You’ve packed the car with plenty of snacks and soft drinks in preparation for the long drive ahead. But as well as your appetite there are a few more important things you should take care of before you head off.
Before you go
Before heading out onto the highway, it is a good idea to prepare both yourself and your car. To help you do this, Geared gives you a few handy tips.
- Oil check
Make sure your oil is topped up or even better, change your oil and other lubricants (transmission fluid etc).
- Keep your cool
Check your coolant. Again, it’s even better if you drain it and fill it up with fresh stuff.
- Deal with pressure
Check your tyre pressure. For highway travelling it’s a good idea that you inflate your tyres to around 4 psi above the recommended maximum (especially if your car is fully loaded).
- Cover yourself
It’s a good time to think about getting covered for roadside assistance. The cost of a membership is nothing compared with the towing and repair costs (particularly in out-of-the-way-spots).
- Map it out
You should plan your trip before you leave, this includes the number and location of Driver Reviver sites, rest areas and petrol stations there are along the way. You can also find out if there are any traffic incidents on the Live traffic website.
- Stay alert
Make sure you get a good night’s sleep. Travel at a reasonable time of the day, when you wouldn’t normally be asleep.
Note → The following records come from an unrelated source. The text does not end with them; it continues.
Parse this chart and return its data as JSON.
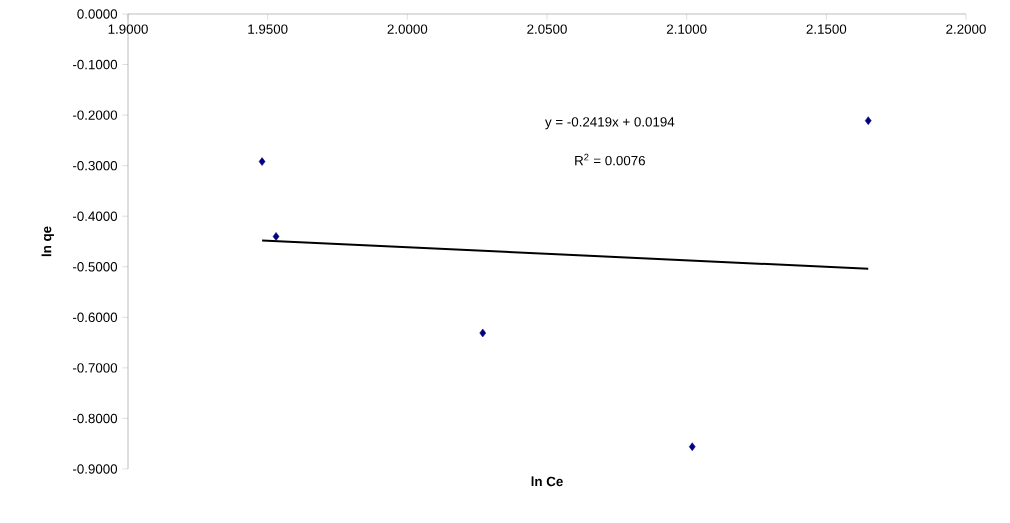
{
  "chart_data": {
    "type": "scatter",
    "xlabel": "ln Ce",
    "ylabel": "ln qe",
    "xlim": [
      1.9,
      2.2
    ],
    "ylim": [
      -0.9,
      0
    ],
    "xticks": [
      {
        "value": 1.9,
        "label": "1.9000"
      },
      {
        "value": 1.95,
        "label": "1.9500"
      },
      {
        "value": 2.0,
        "label": "2.0000"
      },
      {
        "value": 2.05,
        "label": "2.0500"
      },
      {
        "value": 2.1,
        "label": "2.1000"
      },
      {
        "value": 2.15,
        "label": "2.1500"
      },
      {
        "value": 2.2,
        "label": "2.2000"
      }
    ],
    "yticks": [
      {
        "value": 0,
        "label": "0.0000"
      },
      {
        "value": -0.1,
        "label": "-0.1000"
      },
      {
        "value": -0.2,
        "label": "-0.2000"
      },
      {
        "value": -0.3,
        "label": "-0.3000"
      },
      {
        "value": -0.4,
        "label": "-0.4000"
      },
      {
        "value": -0.5,
        "label": "-0.5000"
      },
      {
        "value": -0.6,
        "label": "-0.6000"
      },
      {
        "value": -0.7,
        "label": "-0.7000"
      },
      {
        "value": -0.8,
        "label": "-0.8000"
      },
      {
        "value": -0.9,
        "label": "-0.9000"
      }
    ],
    "series": [
      {
        "marker": "diamond",
        "color": "#000080",
        "x": [
          1.948,
          1.953,
          2.027,
          2.102,
          2.165
        ],
        "values": [
          -0.292,
          -0.44,
          -0.631,
          -0.856,
          -0.211
        ]
      },
      {
        "type": "line",
        "color": "#000000",
        "x": [
          1.948,
          2.165
        ],
        "values": [
          -0.448,
          -0.504
        ]
      }
    ],
    "annotations": [
      "y = -0.2419x + 0.0194",
      "R$^{2}$ = 0.0076"
    ]
  }
}
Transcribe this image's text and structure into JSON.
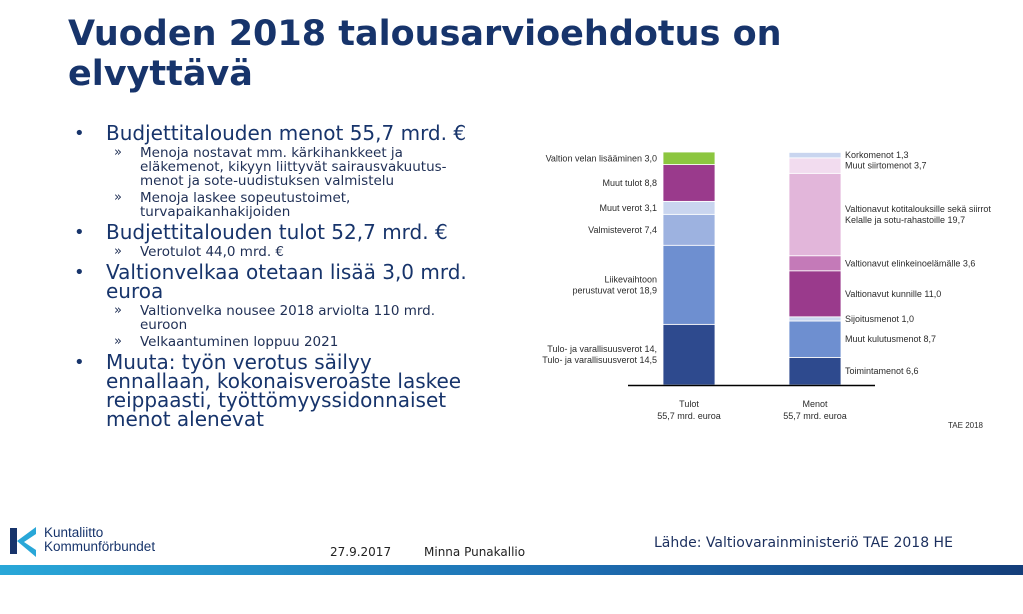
{
  "title": "Vuoden 2018 talousarvioehdotus on elvyttävä",
  "bullets": [
    {
      "text": "Budjettitalouden menot 55,7 mrd. €",
      "subs": [
        "Menoja nostavat mm. kärkihankkeet ja eläkemenot, kikyyn liittyvät sairausvakuutus-menot ja sote-uudistuksen valmistelu",
        "Menoja laskee sopeutustoimet, turvapaikanhakijoiden"
      ]
    },
    {
      "text": "Budjettitalouden tulot 52,7 mrd. €",
      "subs": [
        "Verotulot 44,0 mrd. €"
      ]
    },
    {
      "text": "Valtionvelkaa otetaan lisää 3,0 mrd. euroa",
      "subs": [
        "Valtionvelka nousee 2018 arviolta 110 mrd. euroon",
        "Velkaantuminen loppuu 2021"
      ]
    },
    {
      "text": "Muuta: työn verotus säilyy ennallaan, kokonaisveroaste laskee reippaasti, työttömyyssidonnaiset menot alenevat",
      "subs": []
    }
  ],
  "chart_data": {
    "type": "bar",
    "stacked": true,
    "unit": "mrd. euroa",
    "ylim": [
      0,
      55.7
    ],
    "categories": [
      "Tulot\n55,7 mrd. euroa",
      "Menot\n55,7 mrd. euroa"
    ],
    "stacks": [
      {
        "name": "Tulot",
        "label_lines": [
          "Tulot",
          "55,7 mrd. euroa"
        ],
        "segments": [
          {
            "label": "Tulo- ja varallisuusverot 14,5",
            "value": 14.5,
            "color": "#2e4a8e"
          },
          {
            "label": "Liikevaihtoon perustuvat verot 18,9",
            "value": 18.9,
            "color": "#6e8fd0"
          },
          {
            "label": "Valmisteverot 7,4",
            "value": 7.4,
            "color": "#9db2e0"
          },
          {
            "label": "Muut verot 3,1",
            "value": 3.1,
            "color": "#c9d5ef"
          },
          {
            "label": "Muut tulot 8,8",
            "value": 8.8,
            "color": "#9a3a8c"
          },
          {
            "label": "Valtion velan lisääminen 3,0",
            "value": 3.0,
            "color": "#8cc63f"
          }
        ]
      },
      {
        "name": "Menot",
        "label_lines": [
          "Menot",
          "55,7 mrd. euroa"
        ],
        "segments": [
          {
            "label": "Toimintamenot 6,6",
            "value": 6.6,
            "color": "#2e4a8e"
          },
          {
            "label": "Muut kulutusmenot 8,7",
            "value": 8.7,
            "color": "#6e8fd0"
          },
          {
            "label": "Sijoitusmenot 1,0",
            "value": 1.0,
            "color": "#c9d5ef"
          },
          {
            "label": "Valtionavut kunnille 11,0",
            "value": 11.0,
            "color": "#9a3a8c"
          },
          {
            "label": "Valtionavut elinkeinoelämälle 3,6",
            "value": 3.6,
            "color": "#c47ab8"
          },
          {
            "label": "Valtionavut kotitalouksille sekä siirrot Kelalle ja sotu-rahastoille 19,7",
            "value": 19.7,
            "color": "#e2b6da"
          },
          {
            "label": "Muut siirtomenot 3,7",
            "value": 3.7,
            "color": "#f2dcef"
          },
          {
            "label": "Korkomenot 1,3",
            "value": 1.3,
            "color": "#c9d5ef"
          }
        ]
      }
    ],
    "annotation": "TAE 2018"
  },
  "source": "Lähde: Valtiovarainministeriö TAE 2018 HE",
  "footer": {
    "date": "27.9.2017",
    "author": "Minna Punakallio"
  },
  "logo": {
    "line1": "Kuntaliitto",
    "line2": "Kommunförbundet"
  },
  "colors": {
    "title": "#17346b",
    "bar_gradient_start": "#29a7d8",
    "bar_gradient_end": "#143e7a"
  }
}
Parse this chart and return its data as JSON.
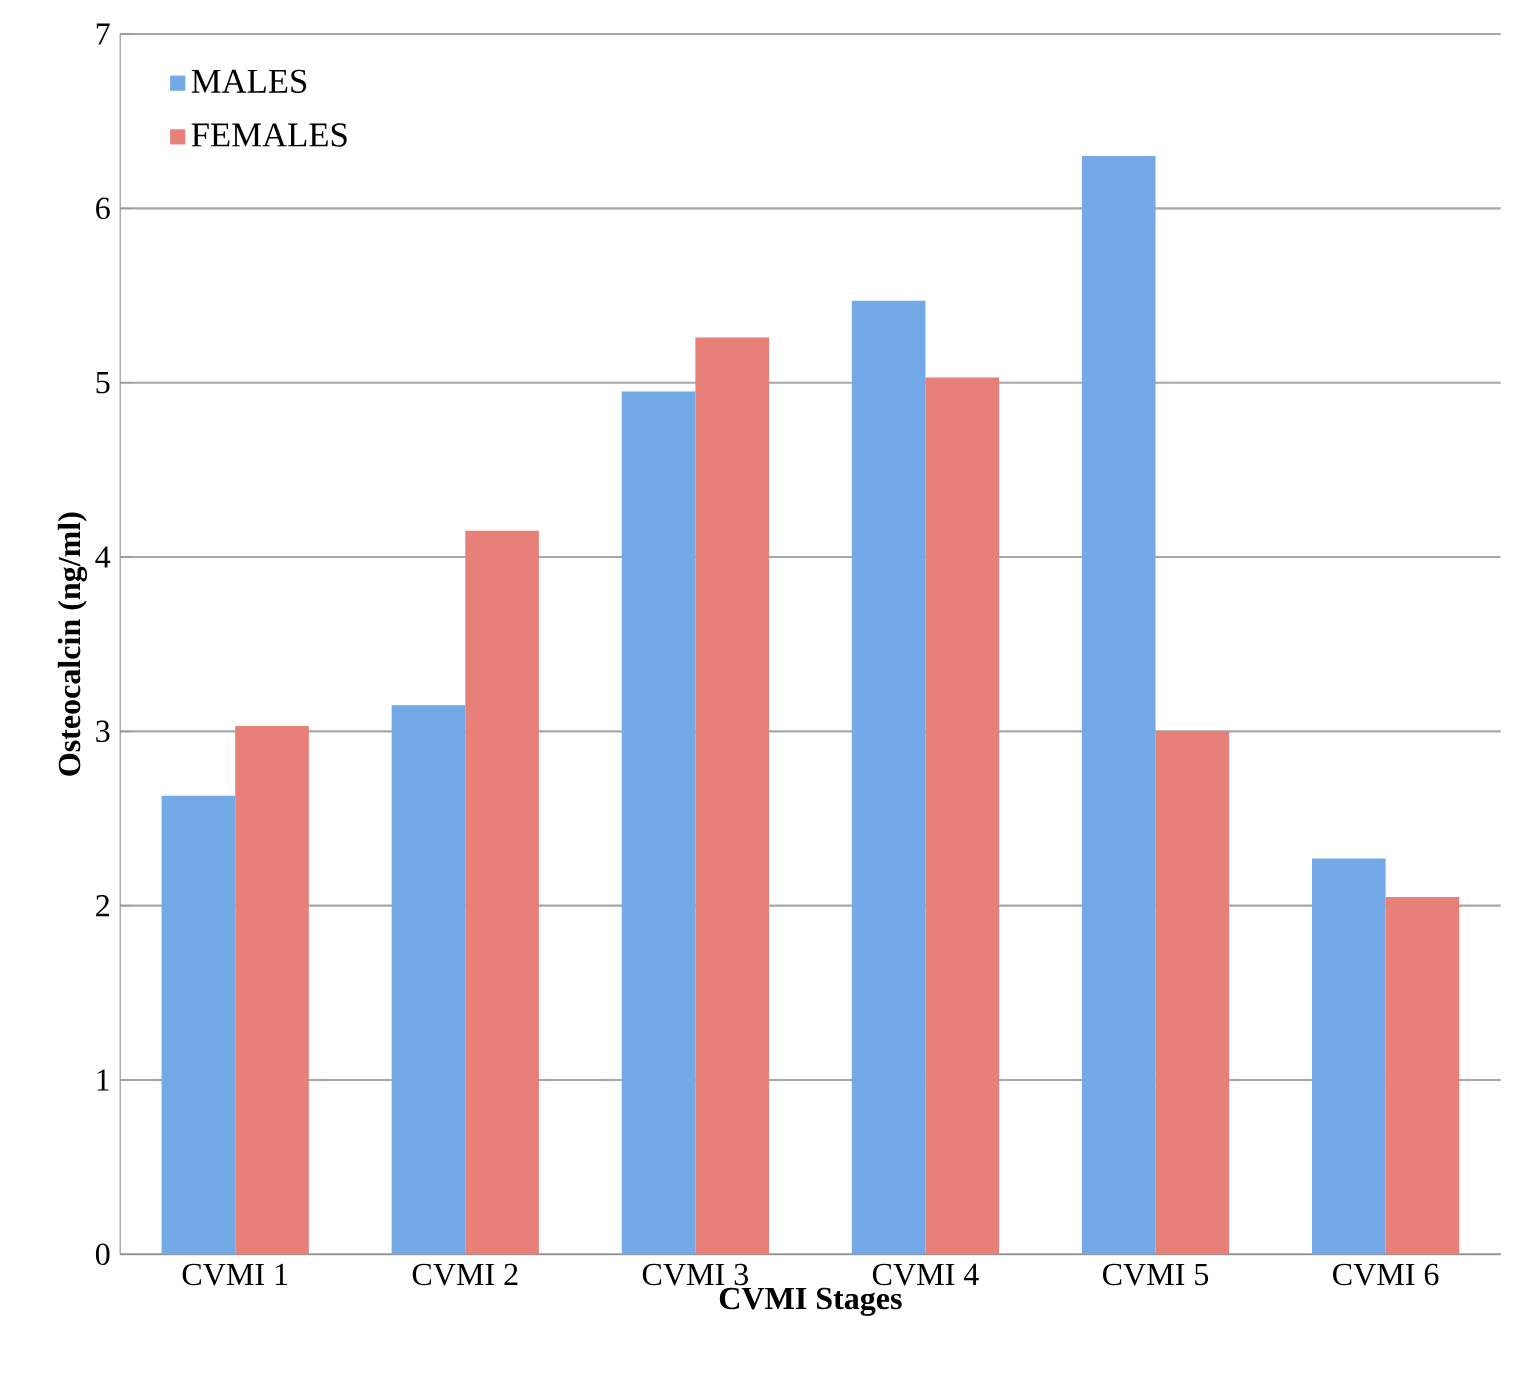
{
  "chart_data": {
    "type": "bar",
    "xlabel": "CVMI Stages",
    "ylabel": "Osteocalcin (ng/ml)",
    "categories": [
      "CVMI 1",
      "CVMI 2",
      "CVMI 3",
      "CVMI 4",
      "CVMI 5",
      "CVMI 6"
    ],
    "series": [
      {
        "name": "MALES",
        "color": "#72a9e6",
        "values": [
          2.63,
          3.15,
          4.95,
          5.47,
          6.3,
          2.27
        ]
      },
      {
        "name": "FEMALES",
        "color": "#e8807a",
        "values": [
          3.03,
          4.15,
          5.26,
          5.03,
          3.0,
          2.05
        ]
      }
    ],
    "ylim": [
      0,
      7
    ],
    "yticks": [
      0,
      1,
      2,
      3,
      4,
      5,
      6,
      7
    ],
    "grid": "y",
    "legend": "top left"
  }
}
If you leave early in the morning or late at night you’re much more likely to doze off or have a microsleep.
On the road
When you’re out on the road the most important thing to remember is your safety and the safety of others. So take these safety tips on board.
- Take a break
Pull over and take a break if you notice any signs of driver fatigue, including yawning, poor concentration, tired eyes and restlessness. Did you know that during a 4 second microsleep a car travelling at 100 km/h will travel 111 metres while completely out of the driver’s control. Seriously scary. So if you start to see any of these warning signs make sure you pull over as soon as it’s safe to.
Driver Reviver sites operate during holiday periods. Check out the Geared Driver Reviver page for more information.
If there are no Driver Reviver sites listed along the roads you are travelling on you can use petrol stations or rest areas to take a break.
To help you out, the Centre for Road Safety has information on driver fatigue including rest area locations, travel times and tips for avoiding fatigue.
- Sharing is caring
Mix up the drive by swapping drivers after taking a break. Make sure the people sharing the drive hold either a P1, P2 or full licence and not a Learner licence.
Make sure you don’t let friends or your phone distract you from driving. Your best bet is to turn your phone off while you drive. Stay alert and try not to let things divert your attention away from driving.
- Most importantly stick to the speed limit and have a safe trip.